The race for a COVID-19 vaccine has just ramped up again. Days ago, Pfizer and BioNTech announced that their COVID-19 vaccine candidate is more than 90% effective in preventing coronavirus infection, following preliminary phase 3 trial results. While experts have urged us to wait to see detailed data on the results, this certainly signals positive progress for the health industry in the global race to develop a vaccine. But as our best hope to end the acute stage of the pandemic the potential for a vaccine is seemingly one step closer and highlights the ongoing pressure on our industry at large, and manufacturers specifically, to produce a safe and efficacious vaccine at record speed.


Since the announcement from the University of Oxford and AstraZeneca on the development of the first COVID-19 vaccine in April, there are now over 200 vaccines in development, with 10 vaccines in late stage human trials and updates being provided on an ongoing basis.

Vaccine development is a long and costly process, with an average timeline of 10-15 years. In the throes of a pandemic necessarily the eyes of the world are on science’s best and brightest to try and condense this. With this in mind, the World Health Organisation (WHO) is bringing together scientists, business, and global health partners to create the COVAX ACT accelerator, focused on speeding up development and distribution of tests, treatments and vaccines for COVID-19.

The vaccine pillar of COVAX is being co-led by the World Health Organisation (WHO) with Gavi – the Vaccine Alliance and the Coalition for Epidemic preparedness Innovations (CEPI) and currently has the largest portfolio of vaccine candidates in the world. And with this week’s early positive news from Pfizer, it is looking promising for the other mRNA candidates as well. Optimistic estimates have predicted a vaccine could be available for global use within 12-18 months from the start to roll-out, but with candidate vaccines being developed at unprecedented speed, research has shown there is fear among the general public about safety and efficacy. Naturally, people wonder, “how can we produce a vaccine in such a short period of time during a pandemic in a process that usually takes a decade or longer?” And “what are the implications of this condensed timeline?”
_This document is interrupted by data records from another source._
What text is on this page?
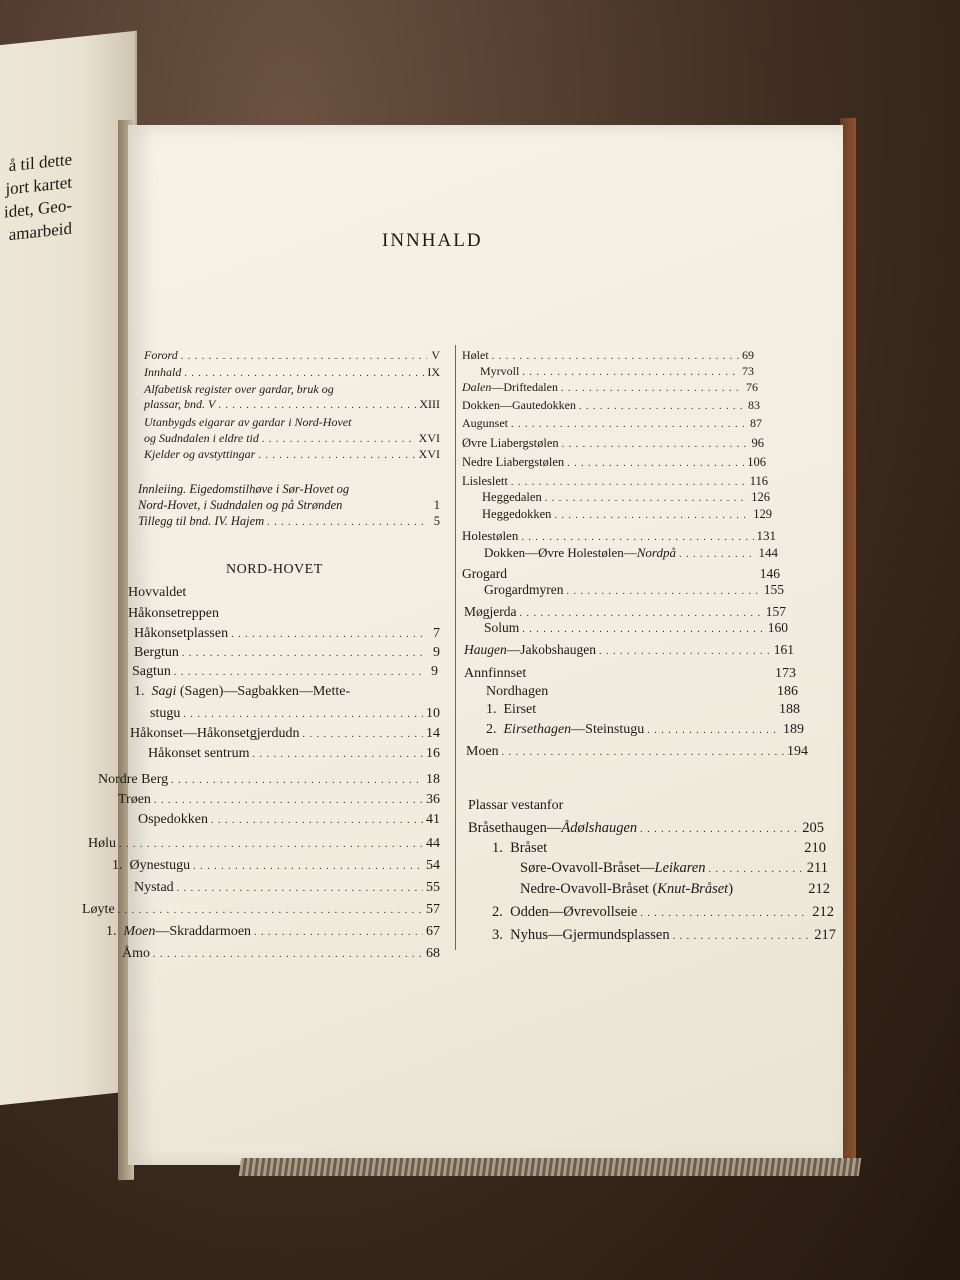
å til dette
jort kartet
idet, Geo-
amarbeid	INNHALD
Forord . . .	V
Innhald . . .	IX
Alfabetisk register over gardar, bruk og
plassar, bnd. V . . .	XIII
Utanbygds eigarar av gardar i Nord-Hovet
og Sudndalen i eldre tid . . .	XVI
Kjelder og avstyttingar . . .	XVI
Innleiing. Eigedomstilhøve i Sør-Hovet og
Nord-Hovet, i Sudndalen og på Strønden	1
Tillegg til bnd. IV. Hajem . . .	5
NORD-HOVET
Hovvaldet
Håkonsetreppen
Håkonsetplassen . . .	7
Bergtun . . .	9
Sagtun . . .	9
1. Sagi (Sagen)—Sagbakken—Mette-
stugu . . .	10
Håkonset—Håkonsetgjerdudn . . .	14
Håkonset sentrum . . .	16
Nordre Berg . . .	18
Trøen . . .	36
Ospedokken . . .	41
Hølu . . .	44
1. Øynestugu . . .	54
Nystad . . .	55
Løyte . . .	57
1. Moen—Skraddarmoen . . .	67
Åmo . . .	68
Hølet . . .	69
Myrvoll . . .	73
Dalen—Driftedalen . . .	76
Dokken—Gautedokken . . .	83
Augunset . . .	87
Øvre Liabergstølen . . .	96
Nedre Liabergstølen . . .	106
Lisleslett . . .	116
Heggedalen . . .	126
Heggedokken . . .	129
Holestølen . . .	131
Dokken—Øvre Holestølen—Nordpå . . .	144
Grogard	146
Grogardmyren . . .	155
Møgjerda . . .	157
Solum . . .	160
Haugen—Jakobshaugen . . .	161
Annfinnset	173
Nordhagen	186
1. Eirset	188
2. Eirsethagen—Steinstugu . . .	189
Moen . . .	194
Plassar vestanfor
Bråsethaugen—Ådølshaugen . . .	205
1. Bråset	210
Søre-Ovavoll-Bråset—Leikaren . . .	211
Nedre-Ovavoll-Bråset (Knut-Bråset)	212
2. Odden—Øvrevollseie . . .	212
3. Nyhus—Gjermundsplassen . . .	217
We know that vaccine development timelines have been reduced significantly over the past decade with the evolution of technologies such as viral vectors, increased collaboration between international organisations, and changes to regulation in vaccine review and approval. Unprecedented levels of global health attention, political will and investment in research and development have further increased the speed of research and made the COVID-19 vaccine race possible.

But this acceleration doesn’t come without its own unique challenges. We already know from our Trust Barometer special report on Workplace Trust and the Coronavirus that vaccine hesitancy is a major issue around the world – with more than 1/3 of respondents saying they would not or weren’t sure if they would take a government approved, free vaccine if available. The speed at which the COVID-19 vaccine is being developed may only add to these fears, with data showing women and lower income households globally are the most hesitant.

At the end of October, the University of Cambridge released survey data from 5,000 people across the UK, US, Ireland, Mexico and Spain on vaccine conspiracy theories and potential uptake of a vaccine. The results revealed a 'substantial' percentage (ranging from 22% to 37%) of people accept COVID-19 conspiracy theories and are less likely to comply with public health measures or get vaccinated against the virus as a result. This may stem from the onslaught of misinformation online, which is a major threat to global uptake of a vaccine once we have one. It’s imperative that global actors work together to communicate clearly about vaccine development and build trust that the process is still safely delivered within an accelerated timeline – a vaccine is only effective as an intervention if people get it.


If the health industry, and pharma specifically, can deliver a vaccine in this accelerated timeline safely and effectively, which is looking more and more likely, there is the potential to build and maintain this strengthened trust in pharma and biotech companies. From our Trust Barometer Spring Update: Trust and the COVID-19 Pandemic, we know that so far this year, the pharma industry experienced a record leap in trust by 13 points, on average – the largest increase in trust seen in many years. Trust is hard won and easily lost, which means this is the perfect time to double down on this rise through timely, wide-scale and evidence-based information about the vaccine development process and how, done safely and effectively, it will benefit us all.

Looking to the future, the next question is, “will there be more pressure on the health industry, and pharma specifically, to develop future vaccines within these reduced timelines?” The answer is likely yes, but first people need to be reassured that the health industry can do what it set out to do – develop a safe and effective vaccine for those that need it.